Thanks for the write-up. I wonder, why is eslint needed with Svelte? The compiler seems to be pretty good at complaining about undeclared variables and such.

alvechy profile image
Alex Vechy

Thanks you

Good point. As you stated, compiler is good at complaining on unused or undeclared variables + it has good style lint as well, so you won't have unused or misspelled classes in CSS. And I should have mentioned that. But eslint is more than just that, it enables consistent code (style can be forced with prettier, but return statements, variable declarations and style, etc). Also, I have just .js files in my project that aren't checked by Svelte compiler.

isaachagoel profile image
Isaac Hagoel

Ah, I didn't know js files aren't compiled. I thought it processes them so that it can do its treeshaking magic and all.
On the one hand your points make a lot of sense to me and I can relate. On the other hand I wonder whether we (devs) became too spoiled for our own good. We seem to prioritise DX over UX and expect to be hand held (by our free tools and the communities that back them) every step of the way

ben profile image
Ben Halpern

Svelte definitely seems like a solid choice for Chrome extensions etc. due to small bundle size.

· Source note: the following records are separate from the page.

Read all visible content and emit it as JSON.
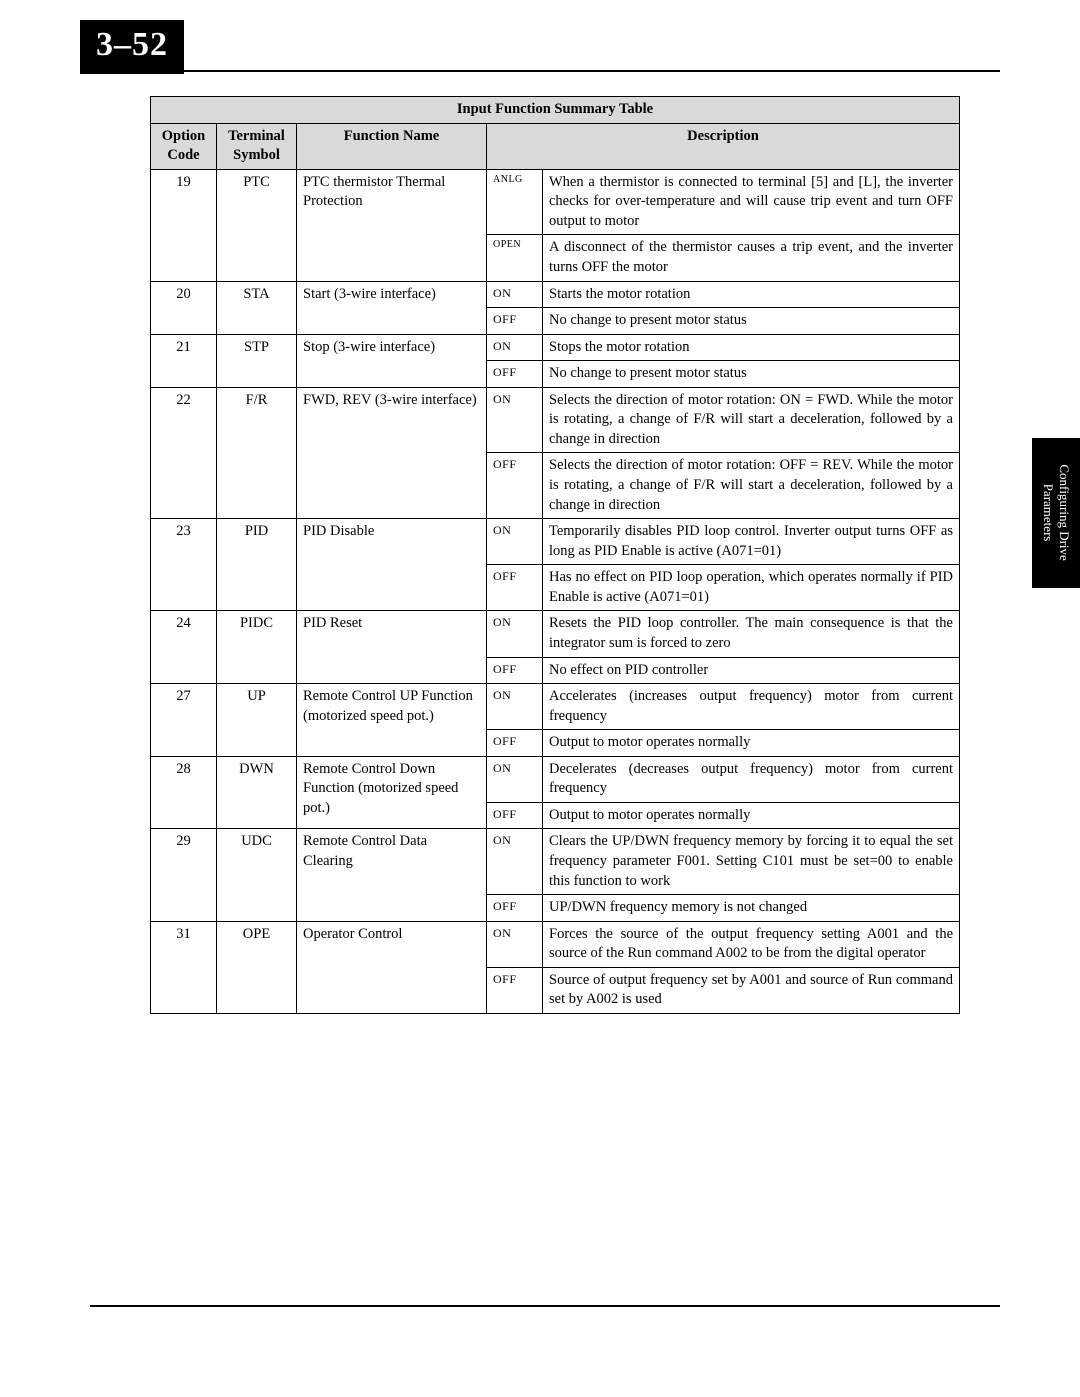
{
  "page_number": "3–52",
  "side_tab_line1": "Configuring Drive",
  "side_tab_line2": "Parameters",
  "table": {
    "title": "Input Function Summary Table",
    "headers": {
      "code": "Option Code",
      "symbol": "Terminal Symbol",
      "func": "Function Name",
      "desc": "Description"
    },
    "rows": [
      {
        "code": "19",
        "symbol": "PTC",
        "func": "PTC thermistor Thermal Protection",
        "states": [
          {
            "state": "ANLG",
            "small": true,
            "desc": "When a thermistor is connected to terminal [5] and [L], the inverter checks for over-temperature and will cause trip event and turn OFF output to motor"
          },
          {
            "state": "OPEN",
            "small": true,
            "desc": "A disconnect of the thermistor causes a trip event, and the inverter turns OFF the motor"
          }
        ]
      },
      {
        "code": "20",
        "symbol": "STA",
        "func": "Start (3-wire interface)",
        "states": [
          {
            "state": "ON",
            "desc": "Starts the motor rotation"
          },
          {
            "state": "OFF",
            "desc": "No change to present motor status"
          }
        ]
      },
      {
        "code": "21",
        "symbol": "STP",
        "func": "Stop (3-wire interface)",
        "states": [
          {
            "state": "ON",
            "desc": "Stops the motor rotation"
          },
          {
            "state": "OFF",
            "desc": "No change to present motor status"
          }
        ]
      },
      {
        "code": "22",
        "symbol": "F/R",
        "func": "FWD, REV (3-wire interface)",
        "states": [
          {
            "state": "ON",
            "desc": "Selects the direction of motor rotation: ON = FWD. While the motor is rotating, a change of F/R will start a deceleration, followed by a change in direction"
          },
          {
            "state": "OFF",
            "desc": "Selects the direction of motor rotation: OFF = REV. While the motor is rotating, a change of F/R will start a deceleration, followed by a change in direction"
          }
        ]
      },
      {
        "code": "23",
        "symbol": "PID",
        "func": "PID Disable",
        "states": [
          {
            "state": "ON",
            "desc": "Temporarily disables PID loop control. Inverter output turns OFF as long as PID Enable is active (A071=01)"
          },
          {
            "state": "OFF",
            "desc": "Has no effect on PID loop operation, which operates normally if PID Enable is active (A071=01)"
          }
        ]
      },
      {
        "code": "24",
        "symbol": "PIDC",
        "func": "PID Reset",
        "states": [
          {
            "state": "ON",
            "desc": "Resets the PID loop controller. The main consequence is that the integrator sum is forced to zero"
          },
          {
            "state": "OFF",
            "desc": "No effect on PID controller"
          }
        ]
      },
      {
        "code": "27",
        "symbol": "UP",
        "func": "Remote Control UP Function (motorized speed pot.)",
        "states": [
          {
            "state": "ON",
            "desc": "Accelerates (increases output frequency) motor from current frequency"
          },
          {
            "state": "OFF",
            "desc": "Output to motor operates normally"
          }
        ]
      },
      {
        "code": "28",
        "symbol": "DWN",
        "func": "Remote Control Down Function (motorized speed pot.)",
        "states": [
          {
            "state": "ON",
            "desc": "Decelerates (decreases output frequency) motor from current frequency"
          },
          {
            "state": "OFF",
            "desc": "Output to motor operates normally"
          }
        ]
      },
      {
        "code": "29",
        "symbol": "UDC",
        "func": "Remote Control Data Clearing",
        "states": [
          {
            "state": "ON",
            "desc": "Clears the UP/DWN frequency memory by forcing it to equal the set frequency parameter F001. Setting C101 must be set=00 to enable this function to work"
          },
          {
            "state": "OFF",
            "desc": "UP/DWN frequency memory is not changed"
          }
        ]
      },
      {
        "code": "31",
        "symbol": "OPE",
        "func": "Operator Control",
        "states": [
          {
            "state": "ON",
            "desc": "Forces the source of the output frequency setting A001 and the source of the Run command A002 to be from the digital operator"
          },
          {
            "state": "OFF",
            "desc": "Source of output frequency set by A001 and source of Run command set by A002 is used"
          }
        ]
      }
    ]
  }
}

I'm not a fan of extensions which drop 100kb frameworks on me to perform little simple things.

alvechy profile image
Alex Vechy

That was my initial thought. But in the end of the day such lib is bundled once. So with growing codebase you have linear increase in bundle size. Then the difference is whether Svelte's generated output for components is smaller than for other frameworks.
And again, extension assets are kinda like SW cached website assets. You get them once and maybe even in browser idle (when updated) and then use it without any loading time.

alvechy profile image
Alex Vechy

I think it's naturally connected to our bias. I'm sure my overall experience was okay, it's just that I'm so attached to React that the learning curve makes me feel worse than it actually was.